WY teacher denies DeVos claim that school has gun to protect from "potential grizzlies"
During her confirmation hearing on Tuesday, Betsy DeVos, Republican President-elect Donald Trump's pick to serve as secretary of education in his forthcoming administration, cited grizzly bears as a reason for the federal government not to take action against guns in schools.
DeVos said she believed regulation of firearms in educational institutions should be left to states and localities. Connecticut Sen. Chris Murphy, whose state saw the horrific Sandy Hook school massacre in 2012, pressed DeVos on whether she "can't say definitively today that guns shouldn't be in schools."
DeVos responded that, in Wyoming, "I'd imagine there's a gun in the school to protect from potential grizzlies."
DeVos was referring to an anecdote Wyoming Sen. Mike Enzi told her in a private meeting earlier in the day about schools with wildlife fences. According to a 2005 Denver Post article, several schools in the vicinity of Cody, Wyoming — which has a rebounding bear population — relied on such fences to keep wildlife from wandering onto school grounds. But neither the Post nor another article in the Billings Gazette about the fences made any mention of firearms playing a role in the schools' anti-bear strategies.
Audra Morrow, a teacher at Wyoming's Valley Elementary School in Cody from 2004 to 2006, explained to Mic that no guns were necessary to ward off ursids, and that the fence and bear spray were "absolutely" sufficient measures on their own.
"No firearms in our schools!" Morrow wrote. "We do have bear spray but have never had a problem that would require using it."
"It doesn't speak well of our education system if she's gonna start out with a comment like that," naturalist and grizzly bear expert Doug Peacock said in a phone interview. "Schools may have lots of problems with guns, but that's because of guns, not because of grizzly bears. There hasn't been a grizzly bear on school grounds in the history of the United States that I'm aware of."
Grizzlies are endangered but have been making a comeback. Still, according to Peacock, with only some 1,500 of them left in the lower 48 states, "a schoolkid is going to be lucky enough to see a grizzly bear in his or her lifetime."
Bear attacks are very rare; according to Backpacker, fatality rates from such attacks in the U.S. and Canada averaged under three a year in the 2000s — and more than half of those were in Canada.

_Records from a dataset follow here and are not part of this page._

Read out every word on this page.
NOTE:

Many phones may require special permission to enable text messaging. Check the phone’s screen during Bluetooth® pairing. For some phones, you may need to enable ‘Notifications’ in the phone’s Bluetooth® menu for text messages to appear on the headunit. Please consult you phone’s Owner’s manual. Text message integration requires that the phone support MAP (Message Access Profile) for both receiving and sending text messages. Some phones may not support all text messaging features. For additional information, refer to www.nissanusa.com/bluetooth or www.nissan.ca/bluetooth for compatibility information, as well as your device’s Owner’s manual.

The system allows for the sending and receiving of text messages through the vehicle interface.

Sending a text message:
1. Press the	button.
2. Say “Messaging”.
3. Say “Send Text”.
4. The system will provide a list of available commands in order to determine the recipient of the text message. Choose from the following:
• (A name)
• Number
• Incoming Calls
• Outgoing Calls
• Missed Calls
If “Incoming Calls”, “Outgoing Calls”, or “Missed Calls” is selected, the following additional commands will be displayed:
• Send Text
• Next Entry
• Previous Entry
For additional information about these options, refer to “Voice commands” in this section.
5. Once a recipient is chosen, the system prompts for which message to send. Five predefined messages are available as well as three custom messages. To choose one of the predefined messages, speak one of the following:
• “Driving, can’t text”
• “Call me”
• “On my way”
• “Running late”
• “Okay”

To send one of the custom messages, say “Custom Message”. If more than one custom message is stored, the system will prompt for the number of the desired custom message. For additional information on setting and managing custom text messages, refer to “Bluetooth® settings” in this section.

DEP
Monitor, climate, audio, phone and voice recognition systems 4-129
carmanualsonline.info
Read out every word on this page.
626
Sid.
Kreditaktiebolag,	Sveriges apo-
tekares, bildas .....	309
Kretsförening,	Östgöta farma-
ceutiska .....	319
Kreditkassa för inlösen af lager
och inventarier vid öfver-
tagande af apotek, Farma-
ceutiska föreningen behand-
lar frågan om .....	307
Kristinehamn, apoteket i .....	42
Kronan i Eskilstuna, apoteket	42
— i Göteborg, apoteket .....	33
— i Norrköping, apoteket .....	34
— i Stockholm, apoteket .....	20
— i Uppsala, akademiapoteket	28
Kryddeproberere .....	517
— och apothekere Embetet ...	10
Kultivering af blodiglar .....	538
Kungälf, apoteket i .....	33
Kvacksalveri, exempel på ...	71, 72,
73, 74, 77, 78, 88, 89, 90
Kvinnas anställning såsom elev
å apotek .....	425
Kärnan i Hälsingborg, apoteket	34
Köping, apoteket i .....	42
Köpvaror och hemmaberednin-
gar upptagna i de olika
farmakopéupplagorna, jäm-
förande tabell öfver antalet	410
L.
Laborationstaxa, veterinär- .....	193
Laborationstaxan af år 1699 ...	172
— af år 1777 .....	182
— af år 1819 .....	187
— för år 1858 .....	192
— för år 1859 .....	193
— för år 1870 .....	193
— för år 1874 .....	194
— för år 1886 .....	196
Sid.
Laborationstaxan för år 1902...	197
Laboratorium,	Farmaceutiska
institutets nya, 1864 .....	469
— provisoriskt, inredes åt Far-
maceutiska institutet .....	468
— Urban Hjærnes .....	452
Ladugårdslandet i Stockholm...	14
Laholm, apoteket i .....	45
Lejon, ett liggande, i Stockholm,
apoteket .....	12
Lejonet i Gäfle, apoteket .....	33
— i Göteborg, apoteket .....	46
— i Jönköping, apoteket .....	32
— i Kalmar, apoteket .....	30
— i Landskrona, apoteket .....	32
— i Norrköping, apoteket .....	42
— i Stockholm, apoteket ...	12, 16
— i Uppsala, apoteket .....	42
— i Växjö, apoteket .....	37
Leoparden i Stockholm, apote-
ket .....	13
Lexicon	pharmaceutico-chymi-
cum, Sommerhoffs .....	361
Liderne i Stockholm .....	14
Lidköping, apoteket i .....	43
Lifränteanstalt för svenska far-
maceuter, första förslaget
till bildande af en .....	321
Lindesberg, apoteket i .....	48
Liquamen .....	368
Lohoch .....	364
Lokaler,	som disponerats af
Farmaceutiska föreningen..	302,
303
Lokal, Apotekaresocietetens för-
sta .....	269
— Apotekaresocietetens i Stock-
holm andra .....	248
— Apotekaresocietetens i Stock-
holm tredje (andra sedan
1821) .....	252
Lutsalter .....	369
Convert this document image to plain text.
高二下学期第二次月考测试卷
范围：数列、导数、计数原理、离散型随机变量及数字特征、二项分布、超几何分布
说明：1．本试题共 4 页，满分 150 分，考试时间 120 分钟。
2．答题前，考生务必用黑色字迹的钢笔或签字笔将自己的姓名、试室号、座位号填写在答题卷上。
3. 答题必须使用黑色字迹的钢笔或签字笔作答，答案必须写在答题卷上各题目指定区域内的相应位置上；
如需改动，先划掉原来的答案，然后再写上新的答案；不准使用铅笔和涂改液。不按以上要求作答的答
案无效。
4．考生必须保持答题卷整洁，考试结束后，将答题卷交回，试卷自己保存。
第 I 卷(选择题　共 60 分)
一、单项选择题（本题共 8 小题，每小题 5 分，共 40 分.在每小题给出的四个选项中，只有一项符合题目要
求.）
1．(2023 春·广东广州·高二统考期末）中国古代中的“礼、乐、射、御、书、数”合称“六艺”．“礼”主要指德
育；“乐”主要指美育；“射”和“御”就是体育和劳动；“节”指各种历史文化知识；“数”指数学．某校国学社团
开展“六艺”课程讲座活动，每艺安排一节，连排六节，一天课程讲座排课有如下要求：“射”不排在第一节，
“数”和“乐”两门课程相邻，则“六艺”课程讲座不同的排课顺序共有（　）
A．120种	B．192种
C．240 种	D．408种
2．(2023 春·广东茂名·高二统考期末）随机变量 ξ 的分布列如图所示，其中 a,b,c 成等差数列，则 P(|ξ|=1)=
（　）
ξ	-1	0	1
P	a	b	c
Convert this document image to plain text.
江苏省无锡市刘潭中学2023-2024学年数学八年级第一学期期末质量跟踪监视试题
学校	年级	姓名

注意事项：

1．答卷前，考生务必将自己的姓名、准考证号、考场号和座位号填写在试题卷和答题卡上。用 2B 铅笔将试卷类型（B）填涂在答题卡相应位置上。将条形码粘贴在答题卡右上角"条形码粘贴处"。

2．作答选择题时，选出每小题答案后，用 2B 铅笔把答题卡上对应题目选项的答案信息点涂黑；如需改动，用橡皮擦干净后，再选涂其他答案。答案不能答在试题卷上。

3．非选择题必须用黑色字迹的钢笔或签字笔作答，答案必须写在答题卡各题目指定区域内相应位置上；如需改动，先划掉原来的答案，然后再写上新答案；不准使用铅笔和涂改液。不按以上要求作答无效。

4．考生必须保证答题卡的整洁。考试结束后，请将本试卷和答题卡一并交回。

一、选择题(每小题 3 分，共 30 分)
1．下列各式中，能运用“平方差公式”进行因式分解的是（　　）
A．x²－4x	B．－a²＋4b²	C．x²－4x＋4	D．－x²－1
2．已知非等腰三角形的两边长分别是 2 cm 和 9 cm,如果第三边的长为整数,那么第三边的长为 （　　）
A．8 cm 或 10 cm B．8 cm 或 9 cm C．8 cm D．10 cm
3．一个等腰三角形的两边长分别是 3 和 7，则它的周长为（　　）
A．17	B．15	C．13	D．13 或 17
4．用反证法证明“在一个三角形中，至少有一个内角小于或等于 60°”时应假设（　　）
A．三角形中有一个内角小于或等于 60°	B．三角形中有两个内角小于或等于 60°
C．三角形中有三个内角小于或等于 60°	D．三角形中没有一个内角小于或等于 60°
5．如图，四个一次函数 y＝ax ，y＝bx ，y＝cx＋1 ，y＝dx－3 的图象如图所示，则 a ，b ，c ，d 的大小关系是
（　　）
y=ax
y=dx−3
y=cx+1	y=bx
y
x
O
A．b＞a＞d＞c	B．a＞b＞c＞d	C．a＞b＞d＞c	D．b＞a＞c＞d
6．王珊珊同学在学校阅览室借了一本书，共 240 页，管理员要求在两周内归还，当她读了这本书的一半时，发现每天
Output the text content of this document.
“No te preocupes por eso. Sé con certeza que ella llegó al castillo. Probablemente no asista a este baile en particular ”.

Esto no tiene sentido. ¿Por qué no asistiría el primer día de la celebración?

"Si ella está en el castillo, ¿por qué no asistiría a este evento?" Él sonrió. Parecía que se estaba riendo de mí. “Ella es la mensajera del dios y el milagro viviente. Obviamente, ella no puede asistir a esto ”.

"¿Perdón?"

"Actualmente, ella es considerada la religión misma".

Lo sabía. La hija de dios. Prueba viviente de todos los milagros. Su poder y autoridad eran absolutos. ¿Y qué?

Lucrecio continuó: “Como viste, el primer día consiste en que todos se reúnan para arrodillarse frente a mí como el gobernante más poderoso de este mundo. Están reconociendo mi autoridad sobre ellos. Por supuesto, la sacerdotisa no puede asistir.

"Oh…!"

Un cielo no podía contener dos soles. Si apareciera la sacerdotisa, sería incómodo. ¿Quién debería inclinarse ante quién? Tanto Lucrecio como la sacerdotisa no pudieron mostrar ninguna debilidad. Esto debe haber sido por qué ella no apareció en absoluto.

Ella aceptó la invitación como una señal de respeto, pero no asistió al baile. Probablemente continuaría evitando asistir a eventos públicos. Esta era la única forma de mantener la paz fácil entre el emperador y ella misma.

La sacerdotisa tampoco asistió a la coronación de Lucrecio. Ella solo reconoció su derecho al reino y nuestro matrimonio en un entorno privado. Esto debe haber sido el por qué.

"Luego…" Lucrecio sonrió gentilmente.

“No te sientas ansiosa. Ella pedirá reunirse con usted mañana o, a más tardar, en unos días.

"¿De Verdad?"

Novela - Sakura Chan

Such attacks are generally limited to hikers and others in wilderness areas where bears are known to range, not rampages at educational institutions. In Yellowstone National Park — perhaps the greatest hotbed of grizzly bear activity in the U.S. — the chances of being injured by a bear are approximately one in 2.1 million, according to the National Park Service.
On the other hand, according to gun control advocacy group Everytown For Gun Safety, between Jan. 1, 2013, and Oct. 31, 2016, there were 201 school shootings resulting in at least 63 gun homicides and 156 gunfire injuries.
When Murphy asked DeVos if she would support Trump's plan for a federal ban on gun-free school zones, DeVos said she would support the president's initiatives, but added, "My heart bleeds and is broken for those families that have lost any individual due to gun violence."
"I look forward to working with you," Murphy shot back. "But I also look forward to you coming to Connecticut and talking about the role of guns in schools."
Jan. 18, 2017, 3:46 p.m.: This article has been updated.